And although the principles of Darwinism are clear and simple, our knowledge of the complexities of the practice comes from observation and experiment: exactly how we believe science should be.

Not even wrong cover picture And so I come to the second book: Peter Woit's "Not even wrong: the failure of string theory". Woit's argument is, at least in part (I haven't read it yet, so this comes from the reviews), that string theorists are abandoning the most sacred tenet of modern science: they are promoting string theory because of its mathematical beauty rather than because it matches experiments, saying "this is so beautiful it must be true". The rejection of the belief that the world could be understood by abstract thought without reference to reality is seen as the key to the so-called Scientific Revolution of the seventeenth century and the Birth of Modern Science.

Now, I am attracted to string theory as the key to cosmology because I love the group theory on which (I believe) it is based.
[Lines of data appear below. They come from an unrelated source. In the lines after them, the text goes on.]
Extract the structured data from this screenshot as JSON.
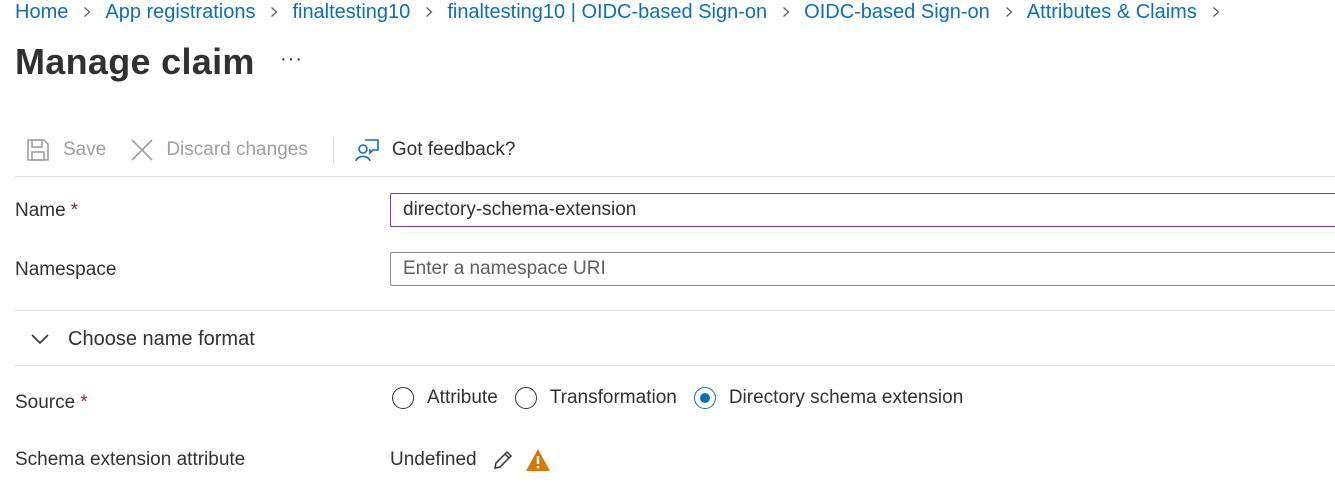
{
  "breadcrumb": {
    "items": [
      "Home",
      "App registrations",
      "finaltesting10",
      "finaltesting10 | OIDC-based Sign-on",
      "OIDC-based Sign-on",
      "Attributes & Claims"
    ]
  },
  "header": {
    "title": "Manage claim",
    "more_label": "···"
  },
  "toolbar": {
    "save_label": "Save",
    "discard_label": "Discard changes",
    "feedback_label": "Got feedback?"
  },
  "form": {
    "name_label": "Name",
    "required_mark": "*",
    "name_value": "directory-schema-extension",
    "namespace_label": "Namespace",
    "namespace_placeholder": "Enter a namespace URI",
    "name_format_toggle": "Choose name format",
    "source_label": "Source",
    "source_options": [
      "Attribute",
      "Transformation",
      "Directory schema extension"
    ],
    "source_selected": "Directory schema extension",
    "schema_attr_label": "Schema extension attribute",
    "schema_attr_value": "Undefined"
  },
  "colors": {
    "link": "#0f6cbd",
    "required": "#a4262c",
    "focus_border": "#7f3f98",
    "warning": "#d97706",
    "disabled": "#a19f9d"
  }
}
The idea that the structure of the Monster, the most fascinating group of all, is what allows the universe or multiverse to exist, is wat determines that we live in ten dimensions, is irresistible.

I admit that I am at heart in some ways a pre-Baconian, that I prefer pure thought to experiment (my affinity is with pure mathematics, and physics has never much interested me). I was delighted when string theory put the most abstract pure mathematics at the centre of contemporary cosmology. But I have to agree that "It's so beautiful it must be true" is not science. Correspondence with reality, and the generation of testable predictions, must be the test of a theory. If I understand correctly, Woit is saying string theory does nto make testable predictions.

Is string theory really turning its back on three hundred and fifty years of modern science? I'm not remotely qualified to judge. But it's ironic that when our understanding of human behaviour is being enhanced by the interaction of theory and experiments in accordance with the Baconian model of science, the subject on which that methodology first threw great light may now be reverting to an older mode of thought.